Seul un examen ophtalmologique régulier, avec analyse du fond d’œil, peut permettre un dépistage de ce type de lésion.

 

Naevus choroïdien

Définitions

Le naevus est appelé, dans le langage courant, « grain de beauté ». Il s’agit de la tumeur oculaire la plus fréquente. À l’image des naevi cutanés, ceux qui se développent dans l’œil résultent de la prolifération excessive des mélanocytes de la choroïde. Ces cellules contiennent du pigment, ce qui explique la teinte colorée, foncée d’un naevus.

Un naevus est toujours, lorsqu’il est bénin, complètement asymptomatique. Il est diagnostiqué, de manière complètement fortuite, au cours d’un examen ophtalmologique de routine. Il n’y a aucun autre moyen, pour un patient qui en est porteur, de s’en apercevoir d’une autre manière.
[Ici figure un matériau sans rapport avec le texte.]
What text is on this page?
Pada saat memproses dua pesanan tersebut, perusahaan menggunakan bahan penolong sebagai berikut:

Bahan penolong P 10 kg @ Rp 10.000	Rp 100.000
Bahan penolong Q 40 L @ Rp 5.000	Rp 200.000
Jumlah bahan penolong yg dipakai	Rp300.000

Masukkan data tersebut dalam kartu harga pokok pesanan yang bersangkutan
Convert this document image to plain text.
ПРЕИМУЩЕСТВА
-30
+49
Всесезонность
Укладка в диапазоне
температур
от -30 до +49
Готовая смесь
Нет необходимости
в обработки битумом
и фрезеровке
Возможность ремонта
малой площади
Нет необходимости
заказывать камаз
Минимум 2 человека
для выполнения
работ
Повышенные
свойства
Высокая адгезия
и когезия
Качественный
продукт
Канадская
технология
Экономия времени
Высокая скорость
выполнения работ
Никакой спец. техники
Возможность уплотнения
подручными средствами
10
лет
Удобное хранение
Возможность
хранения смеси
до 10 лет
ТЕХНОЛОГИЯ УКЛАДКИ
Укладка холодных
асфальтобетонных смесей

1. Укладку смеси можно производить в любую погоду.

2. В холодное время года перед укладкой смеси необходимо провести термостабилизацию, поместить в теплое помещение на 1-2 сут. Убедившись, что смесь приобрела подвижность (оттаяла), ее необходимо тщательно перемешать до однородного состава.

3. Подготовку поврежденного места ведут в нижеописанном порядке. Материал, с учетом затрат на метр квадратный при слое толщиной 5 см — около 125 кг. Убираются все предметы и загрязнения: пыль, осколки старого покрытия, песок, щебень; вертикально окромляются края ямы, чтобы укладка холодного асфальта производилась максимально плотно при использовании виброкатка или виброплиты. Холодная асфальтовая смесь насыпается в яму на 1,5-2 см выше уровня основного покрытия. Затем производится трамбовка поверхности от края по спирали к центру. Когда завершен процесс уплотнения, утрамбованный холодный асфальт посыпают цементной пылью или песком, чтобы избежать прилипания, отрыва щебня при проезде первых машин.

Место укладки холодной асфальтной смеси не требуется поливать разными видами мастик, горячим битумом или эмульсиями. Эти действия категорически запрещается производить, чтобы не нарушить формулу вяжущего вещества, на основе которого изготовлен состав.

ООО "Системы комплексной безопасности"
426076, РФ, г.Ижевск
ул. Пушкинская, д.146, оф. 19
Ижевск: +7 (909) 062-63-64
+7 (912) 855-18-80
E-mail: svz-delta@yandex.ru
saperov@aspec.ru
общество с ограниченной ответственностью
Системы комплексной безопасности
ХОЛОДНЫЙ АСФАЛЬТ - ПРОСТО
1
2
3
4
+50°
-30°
Le naevus est une lésion bénigne, sans caractère cancéreux.  Tout l’enjeu est donc de poser un diagnostic précis, afin de différencier les naevi bénins et les naevi suspects. La principale crainte est de méconnaître un mélanome, qui est le principal diagnostic différentiel et qui, au contraire, est une lésion maligne, cancéreuse. Comme les biopsies rétiniennes ne sont pas possibles, l’ophtalmologiste va devoir utiliser des critères morphologiques pour porter son diagnostic.

Naevus choroïdien suspect

Les principaux critères en faveur d’un naevus suspect sont :

  • Des critères de coloration, notamment la présence de pigments orange à la surface de la lésion
  • Des critères de taille et d’épaisseur : un naevus est d’autant plus suspect que son diamètre est grand et son épaisseur importante 
  • La présence de symtômes visuels anormaux
  • La localisation proche du nerf optique
  • La présence d’un œdème rétinien à son voisinage
  • Une croissance rapide sur les examens ophtalmologiques consécutifs

Stratégie diagnostique et thérapeutique

Le meilleur facteur protecteur face au diagnostic d’un naevus choroïdien est la surveillance attentive et régulière. Idéalement, cette surveillance devra être effectuée au sein du même cabinet d’Ophtalmologie, afin de pouvoir assurer la reproductibilité des examens d’imagerie et, ainsi, une meilleure comparabilité.

Le rythme de surveillance dépendra de la morphologie de la lésion et des facteurs de risque propres à chaque individu.

L’ophtalmologiste peut s’aider de différents examens complémentaires :

  • La rétinophotographie, qui permet de comparer la taille de la lésion sur plusieurs examens consécutifs
  • L’OCT (Tomographie en Cohérence Optique), qui peut réaliser des images en coupes de la lésion
  • L’angiographie rétinienne, qui étudie la vascularisation au sein de la lésion
  • L’échographie oculaire, permettant une mesure précise de son épaisseur
  • L’IRM orbitaire peut rechercher la présence d’une infiltration anormale du nerf optique

Tous ces examens ne sont, évidemment, pas toujours indispensables.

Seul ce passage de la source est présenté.